Como casi cualquier empadronado en estos lugares, sostiene que «era previsible por la falta de cuidado y preocupación de las autoridades» y critica la actuación de las primeras horas. Sobre el presente, reconoce que van cogiendo aire, pero percibe que «falta un poco de la ilusión de antes». «La vida sigue, lo pasamos muy mal porque de un día para otro temes perderlo todo, te enfrentas al fuego y daba mucha impotencia. La gente se mentaliza porque sabe que no hay otra».
Una buena prueba está a pocos metros de su vivienda. En navidades algunos vecinos tuvieron la idea de colocar por la localidad árboles calcinados y decorarlos. Ahí siguen como recuerdo de que sobrevivieron a la tragedia. De la fortaleza y resistencia de estos pueblos azotados por el desastre, que, no tan acompañados a veces como quisieran por las administraciones, siguen tratando de salir a flote.
Un miembro de esta armada vecinal pasea plácidamente por las calles que hace un año estaban acotadas.

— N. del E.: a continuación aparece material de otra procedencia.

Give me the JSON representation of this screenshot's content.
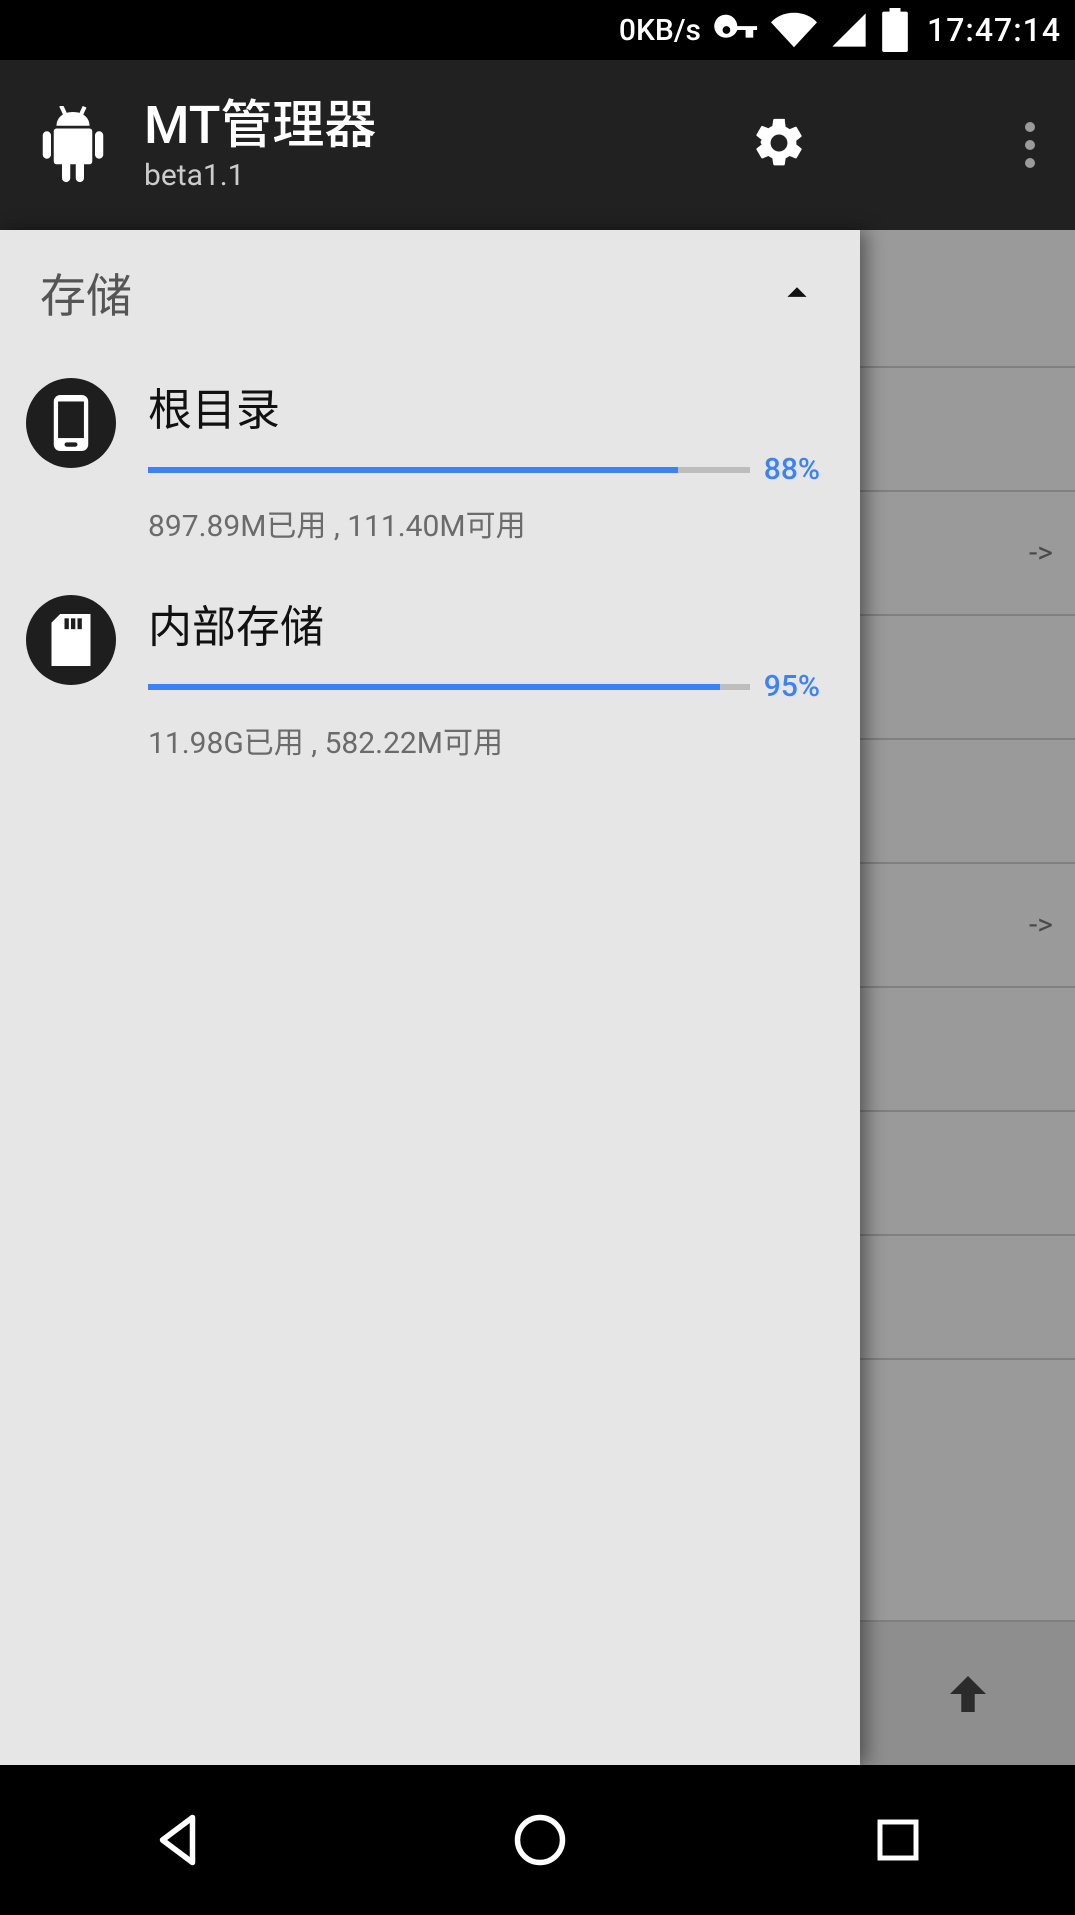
{
  "status": {
    "speed": "0KB/s",
    "time": "17:47:14"
  },
  "appbar": {
    "title": "MT管理器",
    "subtitle": "beta1.1"
  },
  "drawer": {
    "section_label": "存储",
    "items": [
      {
        "name": "根目录",
        "percent_label": "88%",
        "percent_value": 88,
        "detail": "897.89M已用 , 111.40M可用"
      },
      {
        "name": "内部存储",
        "percent_label": "95%",
        "percent_value": 95,
        "detail": "11.98G已用 , 582.22M可用"
      }
    ]
  },
  "right_pane": {
    "link_marker": "->"
  }
}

Francisco cuenta que está a punto de cumplir 101 años y que la memoria a veces le juega malas pasadas. No recuerda bien los días en los que fue evacuado con su familia y muchos tuvieron que dormir en fríos pabellones. Pese a ello, aporta una conclusión que sus convecinos han comprobado sin desearlo: «La vida del fuego es muy mala».
Lo es, la vida del fuego aún persiste incluso extinguidas las llamas. Lo saben bien en la Sierra de la Culebra. Su vecina María Ángeles también suscribe «la angustia» vivida y «la tranquilidad» actual, pero en esta sierra miran al futuro buscando dejar atrás los rescoldos del incendio. Como Nelly, que confía en terminar el año estrenando la casa que el fuego abrasó. «Poco a poco, no me desespero. Y mis planes de futuro son vivir aquí, respirar el aire y salir al campo. Es un buen sitio para vivir».